Jack Brindley, Keith Farquhar, Charlie Godet Thomas, Clare Kenny and Wil Murray
‘An evanescent fix’ is a group exhibition which brings together the work of five artists who reconfigure, manipulate and occupy the presence and notions of photography within their practice. The exhibition looks at unusual processes and obscurities that question the works materiality. By reconfiguring and removing previous forms, narratives disperse providing a dialogue making one consider the physicality of ‘things’. Through gesture, colour, material and assemblage the show looks at ways these approaches are employed; encouraging the spectator to question form, materials and narrative, which may or may not have once laid beneath.

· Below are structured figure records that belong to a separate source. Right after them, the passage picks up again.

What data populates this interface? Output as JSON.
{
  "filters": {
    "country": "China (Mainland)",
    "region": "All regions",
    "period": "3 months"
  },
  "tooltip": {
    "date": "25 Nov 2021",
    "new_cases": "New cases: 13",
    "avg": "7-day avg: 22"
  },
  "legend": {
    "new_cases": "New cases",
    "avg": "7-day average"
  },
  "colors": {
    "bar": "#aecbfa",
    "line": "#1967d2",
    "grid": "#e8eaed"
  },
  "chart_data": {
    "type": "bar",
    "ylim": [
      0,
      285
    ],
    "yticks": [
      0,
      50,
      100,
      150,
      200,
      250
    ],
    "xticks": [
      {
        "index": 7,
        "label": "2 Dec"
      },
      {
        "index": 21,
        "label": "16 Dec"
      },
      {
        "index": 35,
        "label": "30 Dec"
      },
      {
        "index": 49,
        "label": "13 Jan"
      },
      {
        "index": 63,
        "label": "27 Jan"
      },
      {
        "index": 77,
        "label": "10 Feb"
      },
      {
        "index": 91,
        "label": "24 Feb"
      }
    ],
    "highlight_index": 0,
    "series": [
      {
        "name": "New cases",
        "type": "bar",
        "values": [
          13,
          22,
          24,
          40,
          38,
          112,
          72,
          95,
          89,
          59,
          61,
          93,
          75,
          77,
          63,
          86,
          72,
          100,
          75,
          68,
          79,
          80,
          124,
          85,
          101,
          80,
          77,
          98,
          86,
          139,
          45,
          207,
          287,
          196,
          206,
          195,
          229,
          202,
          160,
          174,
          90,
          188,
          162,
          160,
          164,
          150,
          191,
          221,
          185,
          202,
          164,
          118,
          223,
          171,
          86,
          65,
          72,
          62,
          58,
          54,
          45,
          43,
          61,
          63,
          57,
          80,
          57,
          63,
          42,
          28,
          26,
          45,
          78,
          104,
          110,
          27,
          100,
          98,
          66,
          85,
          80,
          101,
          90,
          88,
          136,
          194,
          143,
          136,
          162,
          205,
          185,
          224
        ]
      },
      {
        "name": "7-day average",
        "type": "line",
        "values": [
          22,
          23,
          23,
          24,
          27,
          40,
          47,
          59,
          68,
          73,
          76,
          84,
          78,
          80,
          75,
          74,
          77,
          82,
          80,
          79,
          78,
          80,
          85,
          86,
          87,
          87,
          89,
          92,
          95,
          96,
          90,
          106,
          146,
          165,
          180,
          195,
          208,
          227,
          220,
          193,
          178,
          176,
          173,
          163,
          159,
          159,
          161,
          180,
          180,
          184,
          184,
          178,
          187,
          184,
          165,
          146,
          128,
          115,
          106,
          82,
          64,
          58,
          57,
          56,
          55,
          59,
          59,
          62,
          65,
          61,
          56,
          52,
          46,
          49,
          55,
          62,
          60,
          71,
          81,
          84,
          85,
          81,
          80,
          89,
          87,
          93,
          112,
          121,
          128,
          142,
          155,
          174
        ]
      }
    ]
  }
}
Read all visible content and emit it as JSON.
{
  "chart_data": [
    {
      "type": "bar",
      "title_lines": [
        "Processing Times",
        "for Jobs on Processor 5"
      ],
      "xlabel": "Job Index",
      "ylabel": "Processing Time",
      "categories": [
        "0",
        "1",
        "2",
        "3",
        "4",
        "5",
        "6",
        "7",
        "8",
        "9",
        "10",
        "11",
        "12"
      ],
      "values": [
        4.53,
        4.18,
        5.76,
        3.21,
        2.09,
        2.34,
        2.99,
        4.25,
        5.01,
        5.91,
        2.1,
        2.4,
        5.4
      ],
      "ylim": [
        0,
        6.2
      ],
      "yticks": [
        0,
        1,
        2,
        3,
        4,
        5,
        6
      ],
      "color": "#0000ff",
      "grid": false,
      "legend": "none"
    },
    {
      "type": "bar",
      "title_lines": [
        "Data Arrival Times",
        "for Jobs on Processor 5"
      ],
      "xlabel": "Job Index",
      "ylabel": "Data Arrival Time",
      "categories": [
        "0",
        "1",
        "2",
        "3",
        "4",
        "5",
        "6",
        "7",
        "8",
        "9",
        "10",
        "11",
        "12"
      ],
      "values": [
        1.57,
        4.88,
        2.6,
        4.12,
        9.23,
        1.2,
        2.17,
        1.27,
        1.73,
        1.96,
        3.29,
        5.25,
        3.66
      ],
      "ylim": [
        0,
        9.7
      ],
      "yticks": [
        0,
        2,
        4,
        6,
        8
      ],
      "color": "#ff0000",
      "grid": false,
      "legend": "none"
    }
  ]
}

Raw steel rods and structures interrogate and transform the architecture of the space created by Jack Brindley, holding flatbed prints on re-used dibond, that weave in a somewhat transient nature amongst other works encouraging the spectator to become part of this narrative. Keith Farquhar’s hyperrealist inkjet-printed plastic bags collected from family members’ recycling questions the objects material.
Charlie Godet Thomas’ practice bridges sculpture, photography and painting whilst refusing so sit neatly into any one category. Images are held still in cast rubber, or obscured through adhered undulating surfaces of pigment. Thomas' rigorous approach of reconfiguring photographic images are an attempt to liberate otherwise 'difficult' imagery into the realm of colour, surface, weight and movement. Wil Murrays works poses questions of photography and its relationship and concern to paint, through complex and decisive gestures each material manipulates the other increasing its compositional and conceptual permutations.
Reality and representation are explored within Clare Kenny’s practice, fragmented narratives are manipulated through subtle gestures and assemblages, curling, rolling and folding, re-evaluating the works authenticity. The exhibition draws on nostalgic elements often associated to photography, through unusual processes and meetings of materials.